Building the bridge between perception and memory (completed)
Despite the commonplace intuition that the way we perceive and remember the world are closely interwoven cognitive processes, scientific research on perception and memory have traditionally followed parallel paths; there are theories of perception and there are theories of memory, but no theories of perception and memory. The aim of the proposed project is to close this gap in our understanding of perception and memory.
With the visual modality as a model system and focusing on the the question of overlap and uniqueness of perception and memory processes, the main research questions are: When, and possibly where, are visual perceptual representations transformed to memory representations, and to what degree does retrieval of information from visual memory involve regeneration of on-line visual processes?

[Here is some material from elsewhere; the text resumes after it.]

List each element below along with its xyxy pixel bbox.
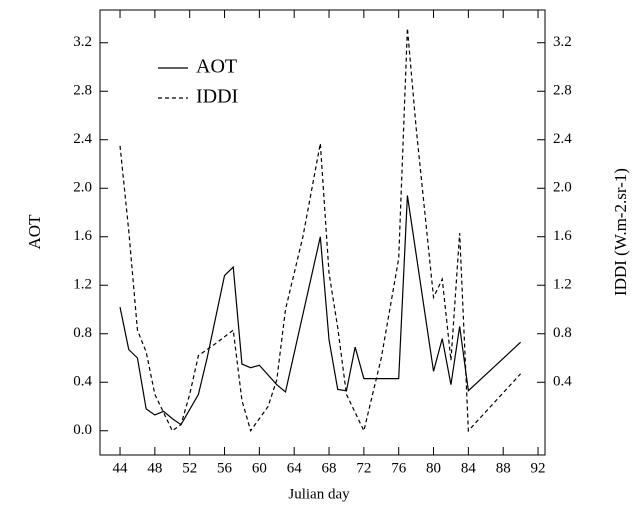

A cross-discipline approach
The research strategy combines the experimental techniques of cognitive psychology with functional brain imaging (fMRI). The guiding hypothesis is that retrieval from memory involves reinstatement of processes active in the original perception of the event, including recruitment of activity in early visual brain areas and the re-enactment of sensorimotor programs. To bring memory research in line with perception research, memory is assessed in terms of the quality of storage rather than the conventional quantity estimates, and experimental techniques are adopted from vision research, such as delayed discrimination and eye movement recording, with several novel methodological modifications. The project holds the promise of significantly changing our ideas about visual memory and, perhaps, human memory in general.